The data wrangling process - created with Napkin.ai
Data Wrangling Steps and Techniques
We’ve outlined the five steps of data wrangling, but let’s look at each one in more detail:
Discovery
The discovery step in data wrangling is like taking a first look at a puzzle before you start putting the pieces together. It involves examining the dataset to get a clear sense of what you’re working with, including understanding the types of data, its sources, and how it’s structured.
Just as you might sort puzzle pieces by color or edge shape, discovery helps you categorize and recognize patterns in the data, setting the stage for the work ahead.
But discovery is also about spotting potential problems—like missing pieces or mismatched colors in a puzzle.
During this step, you identify any issues in the data, such as inconsistencies, missing values, or unexpected patterns. By uncovering these challenges early on, you can plan how to address them in the subsequent steps of data wrangling, ensuring a smoother path to a clean, usable dataset.
Data cleaning
Data cleaning involves refining your dataset to ensure it’s accurate and reliable.
This process includes addressing issues such as correcting errors, handling missing values, and fixing inconsistencies. For example, if your dataset contains duplicate entries for the same individual or transaction, data cleaning would involve removing these duplicates to avoid skewing results.
Additionally, if you find that some entries are misformatted, like phone numbers with varying formats, you would standardize them to a consistent format. The goal is to enhance the overall quality and integrity of the data, making it ready for accurate and meaningful analysis.
Data transformation
Data transformation is the process of modifying and enhancing your dataset to better align with the requirements of your analysis. This step involves structuring the data, such as reshaping it to fit the desired format or combining multiple sources into a cohesive structure.

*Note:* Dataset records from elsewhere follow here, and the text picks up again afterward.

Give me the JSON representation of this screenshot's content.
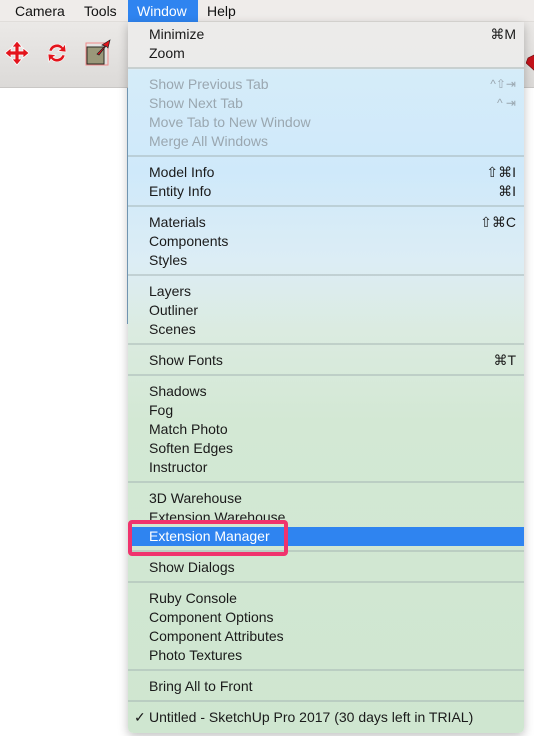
{
  "menubar": {
    "items": [
      {
        "label": "Camera"
      },
      {
        "label": "Tools"
      },
      {
        "label": "Window",
        "active": true
      },
      {
        "label": "Help"
      }
    ]
  },
  "toolbar": {
    "tools": [
      {
        "icon": "move-icon"
      },
      {
        "icon": "rotate-icon"
      },
      {
        "icon": "scale-icon"
      }
    ],
    "partial_icon": "ruby-icon"
  },
  "window_menu": {
    "groups": [
      [
        {
          "label": "Minimize",
          "shortcut": "⌘M"
        },
        {
          "label": "Zoom",
          "shortcut": ""
        }
      ],
      [
        {
          "label": "Show Previous Tab",
          "shortcut": "^⇧⇥",
          "disabled": true
        },
        {
          "label": "Show Next Tab",
          "shortcut": "^ ⇥",
          "disabled": true
        },
        {
          "label": "Move Tab to New Window",
          "shortcut": "",
          "disabled": true
        },
        {
          "label": "Merge All Windows",
          "shortcut": "",
          "disabled": true
        }
      ],
      [
        {
          "label": "Model Info",
          "shortcut": "⇧⌘I"
        },
        {
          "label": "Entity Info",
          "shortcut": "⌘I"
        }
      ],
      [
        {
          "label": "Materials",
          "shortcut": "⇧⌘C"
        },
        {
          "label": "Components",
          "shortcut": ""
        },
        {
          "label": "Styles",
          "shortcut": ""
        }
      ],
      [
        {
          "label": "Layers",
          "shortcut": ""
        },
        {
          "label": "Outliner",
          "shortcut": ""
        },
        {
          "label": "Scenes",
          "shortcut": ""
        }
      ],
      [
        {
          "label": "Show Fonts",
          "shortcut": "⌘T"
        }
      ],
      [
        {
          "label": "Shadows",
          "shortcut": ""
        },
        {
          "label": "Fog",
          "shortcut": ""
        },
        {
          "label": "Match Photo",
          "shortcut": ""
        },
        {
          "label": "Soften Edges",
          "shortcut": ""
        },
        {
          "label": "Instructor",
          "shortcut": ""
        }
      ],
      [
        {
          "label": "3D Warehouse",
          "shortcut": ""
        },
        {
          "label": "Extension Warehouse",
          "shortcut": ""
        },
        {
          "label": "Extension Manager",
          "shortcut": "",
          "selected": true
        }
      ],
      [
        {
          "label": "Show Dialogs",
          "shortcut": ""
        }
      ],
      [
        {
          "label": "Ruby Console",
          "shortcut": ""
        },
        {
          "label": "Component Options",
          "shortcut": ""
        },
        {
          "label": "Component Attributes",
          "shortcut": ""
        },
        {
          "label": "Photo Textures",
          "shortcut": ""
        }
      ],
      [
        {
          "label": "Bring All to Front",
          "shortcut": ""
        }
      ],
      [
        {
          "label": "Untitled - SketchUp Pro 2017 (30 days left in TRIAL)",
          "shortcut": "",
          "checked": true,
          "check_glyph": "✓"
        }
      ]
    ]
  },
  "annotation": {
    "target": "Extension Manager",
    "color": "#f0336d"
  },
  "colors": {
    "accent": "#2f84f0",
    "highlight_box": "#f0336d"
  }
}
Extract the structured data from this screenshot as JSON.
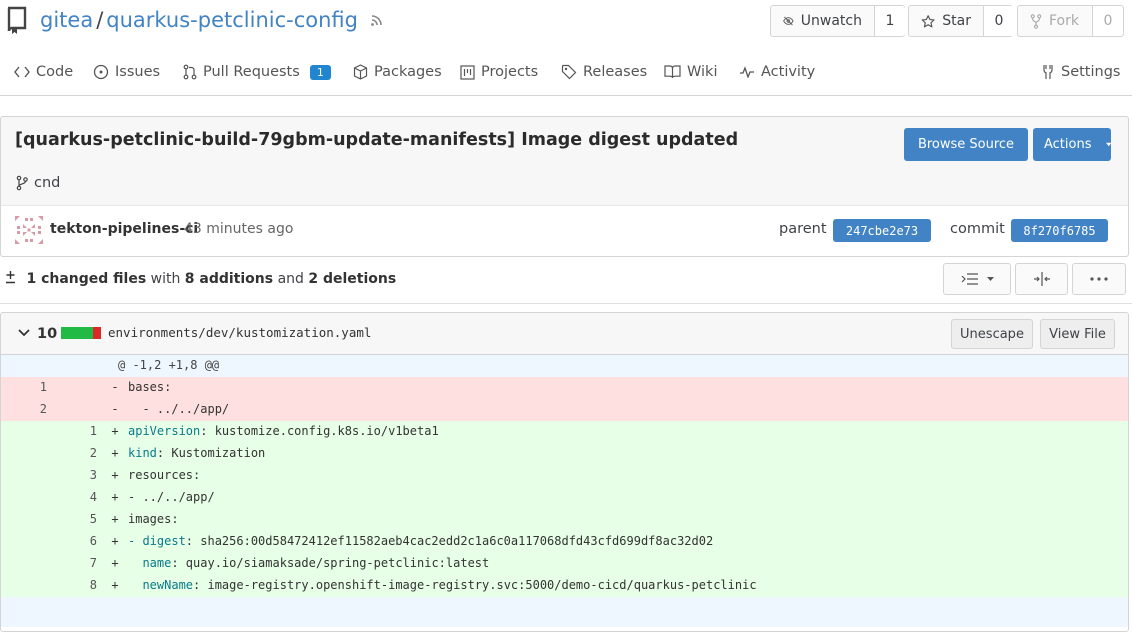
{
  "repo": {
    "owner": "gitea",
    "separator": "/",
    "name": "quarkus-petclinic-config"
  },
  "header_buttons": {
    "watch": {
      "label": "Unwatch",
      "count": "1"
    },
    "star": {
      "label": "Star",
      "count": "0"
    },
    "fork": {
      "label": "Fork",
      "count": "0"
    }
  },
  "tabs": {
    "code": "Code",
    "issues": "Issues",
    "pull_requests": "Pull Requests",
    "pull_requests_count": "1",
    "packages": "Packages",
    "projects": "Projects",
    "releases": "Releases",
    "wiki": "Wiki",
    "activity": "Activity",
    "settings": "Settings"
  },
  "commit": {
    "title": "[quarkus-petclinic-build-79gbm-update-manifests] Image digest updated",
    "branch": "cnd",
    "browse_source": "Browse Source",
    "actions": "Actions",
    "author": "tekton-pipelines-ci",
    "time": "43 minutes ago",
    "parent_label": "parent",
    "parent_sha": "247cbe2e73",
    "commit_label": "commit",
    "commit_sha": "8f270f6785"
  },
  "diff_stats": {
    "files": "1 changed files",
    "with": "with",
    "additions": "8 additions",
    "and": "and",
    "deletions": "2 deletions"
  },
  "file": {
    "changes": "10",
    "path": "environments/dev/kustomization.yaml",
    "unescape": "Unescape",
    "view_file": "View File",
    "hunk": "@ -1,2 +1,8 @@",
    "lines": [
      {
        "type": "del",
        "old": "1",
        "new": "",
        "sign": "-",
        "key": "",
        "text": "bases:"
      },
      {
        "type": "del",
        "old": "2",
        "new": "",
        "sign": "-",
        "key": "",
        "text": "  - ../../app/"
      },
      {
        "type": "add",
        "old": "",
        "new": "1",
        "sign": "+",
        "key": "apiVersion",
        "text": ": kustomize.config.k8s.io/v1beta1"
      },
      {
        "type": "add",
        "old": "",
        "new": "2",
        "sign": "+",
        "key": "kind",
        "text": ": Kustomization"
      },
      {
        "type": "add",
        "old": "",
        "new": "3",
        "sign": "+",
        "key": "",
        "text": "resources:"
      },
      {
        "type": "add",
        "old": "",
        "new": "4",
        "sign": "+",
        "key": "",
        "text": "- ../../app/"
      },
      {
        "type": "add",
        "old": "",
        "new": "5",
        "sign": "+",
        "key": "",
        "text": "images:"
      },
      {
        "type": "add",
        "old": "",
        "new": "6",
        "sign": "+",
        "key": "- digest",
        "text": ": sha256:00d58472412ef11582aeb4cac2edd2c1a6c0a117068dfd43cfd699df8ac32d02"
      },
      {
        "type": "add",
        "old": "",
        "new": "7",
        "sign": "+",
        "key": "  name",
        "text": ": quay.io/siamaksade/spring-petclinic:latest"
      },
      {
        "type": "add",
        "old": "",
        "new": "8",
        "sign": "+",
        "key": "  newName",
        "text": ": image-registry.openshift-image-registry.svc:5000/demo-cicd/quarkus-petclinic"
      }
    ]
  },
  "colors": {
    "link": "#4183c4",
    "primary": "#4183c4",
    "pr_badge": "#2185d0",
    "del_bg": "#ffe0e0",
    "add_bg": "#e6ffe6",
    "hunk_bg": "#eef7ff",
    "yaml_key": "#0a7a8a"
  }
}
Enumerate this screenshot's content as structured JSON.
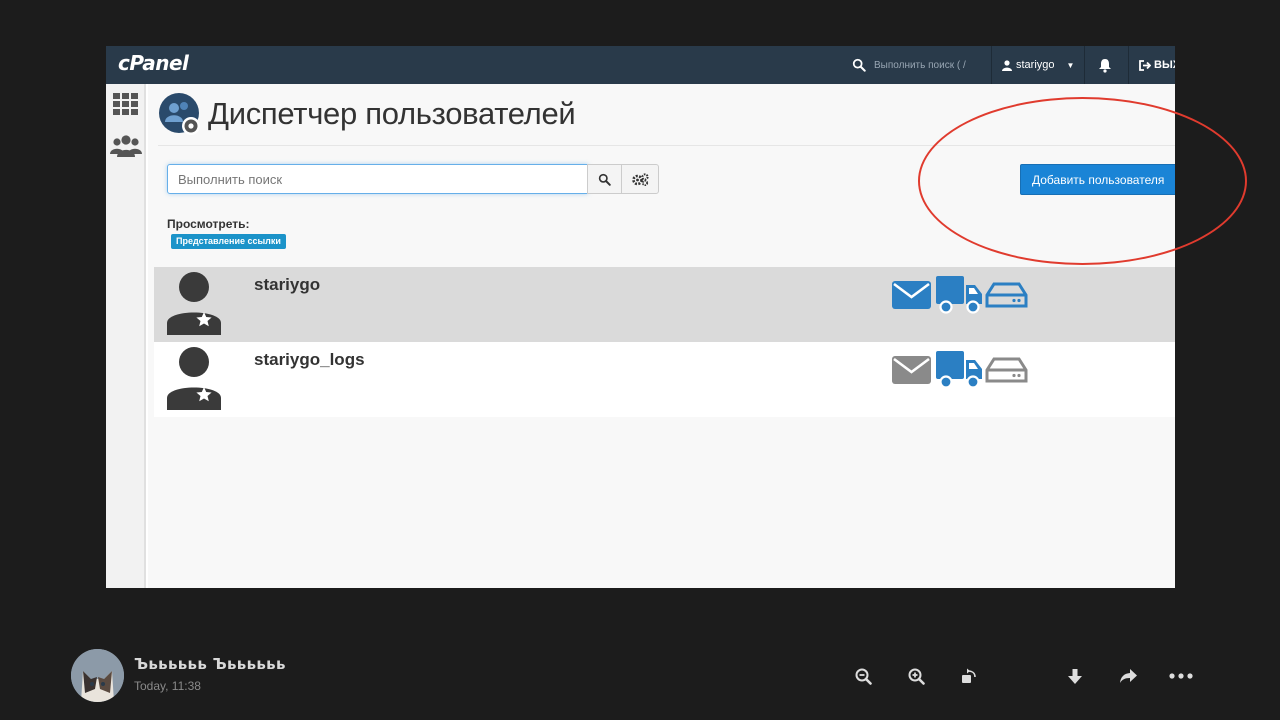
{
  "cpanel": {
    "logo": "cPanel",
    "topbar": {
      "search_placeholder": "Выполнить поиск ( /",
      "username": "stariygo",
      "logout_label": "ВЫХ"
    },
    "page_title": "Диспетчер пользователей",
    "search": {
      "placeholder": "Выполнить поиск"
    },
    "add_user_label": "Добавить пользователя",
    "view_label": "Просмотреть:",
    "view_badge": "Представление ссылки",
    "users": [
      {
        "name": "stariygo",
        "email_enabled": true,
        "ftp_enabled": true,
        "webdisk_enabled": true
      },
      {
        "name": "stariygo_logs",
        "email_enabled": false,
        "ftp_enabled": true,
        "webdisk_enabled": false
      }
    ],
    "colors": {
      "topbar": "#293a4a",
      "accent_blue": "#1a84d6",
      "service_active": "#2b7fc3",
      "service_inactive": "#8a8a8a",
      "annotation": "#e03b2e"
    }
  },
  "viewer": {
    "sender_name": "Ъьььььь Ъьььььь",
    "timestamp": "Today, 11:38",
    "tools": [
      "zoom-out-icon",
      "zoom-in-icon",
      "rotate-icon",
      "download-icon",
      "share-icon",
      "more-icon"
    ]
  }
}
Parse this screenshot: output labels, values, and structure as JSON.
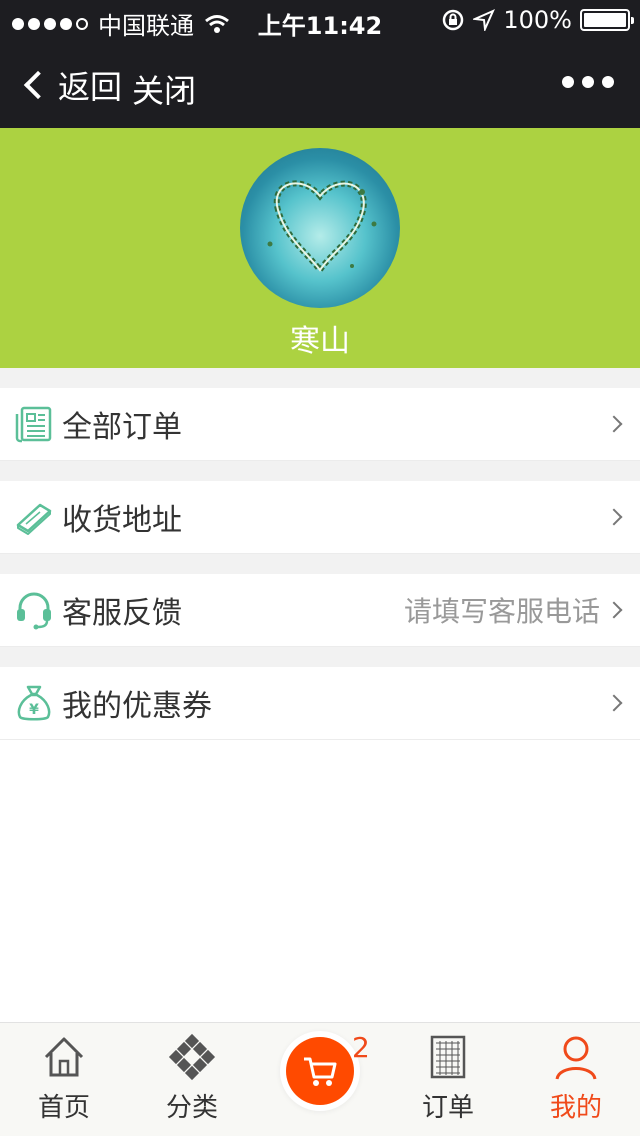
{
  "status_bar": {
    "carrier": "中国联通",
    "time": "上午11:42",
    "battery": "100%"
  },
  "nav": {
    "back_label": "返回",
    "close_label": "关闭"
  },
  "profile": {
    "username": "寒山"
  },
  "menu": {
    "items": [
      {
        "label": "全部订单",
        "icon": "order-list-icon"
      },
      {
        "label": "收货地址",
        "icon": "address-icon"
      },
      {
        "label": "客服反馈",
        "icon": "headset-icon",
        "extra": "请填写客服电话"
      },
      {
        "label": "我的优惠券",
        "icon": "coupon-bag-icon"
      }
    ]
  },
  "tabbar": {
    "home": "首页",
    "category": "分类",
    "cart_count": "2",
    "orders": "订单",
    "mine": "我的"
  },
  "colors": {
    "header_green": "#acd241",
    "accent_orange": "#f04a1a",
    "icon_teal": "#5bbf98",
    "nav_dark": "#1d1d21"
  }
}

Normalizing data is another key aspect, which means adjusting values to a common scale or format, like converting all currency values to a single currency or standardizing units of measurement.
Additionally, data transformation includes enriching the dataset by adding new variables or integrating external data sources to provide more context or insights. For example, you might calculate new metrics based on existing data or append additional information from other databases to provide a fuller picture.
The aim of data transformation is to prepare the data in a way that enhances its usability and relevance for in-depth analysis.
Data validation
Data validation involves ensuring the accuracy and reliability of your dataset through systematic checks and automated processes. This step is critical for confirming that the data is both correct and consistent.
During data validation, you perform various checks to identify any discrepancies, such as comparing data against known benchmarks or validating against predefined rules and constraints. Automated processes might include running scripts that flag anomalies or inconsistencies, ensuring that the data adheres to expected formats and ranges.
The goal of data validation is to catch any issues before the data is used for analysis, preventing errors from impacting the results. By rigorously verifying data accuracy and reliability, you ensure that the insights drawn from the data are based on trustworthy information.
Data publishing
Data publishing is the final step in the data wrangling process, where the cleaned and structured data is made available for analysis and decision-making. This step involves preparing the data for dissemination, often by creating dashboards, reports, or interactive visualizations that make it accessible and understandable to stakeholders.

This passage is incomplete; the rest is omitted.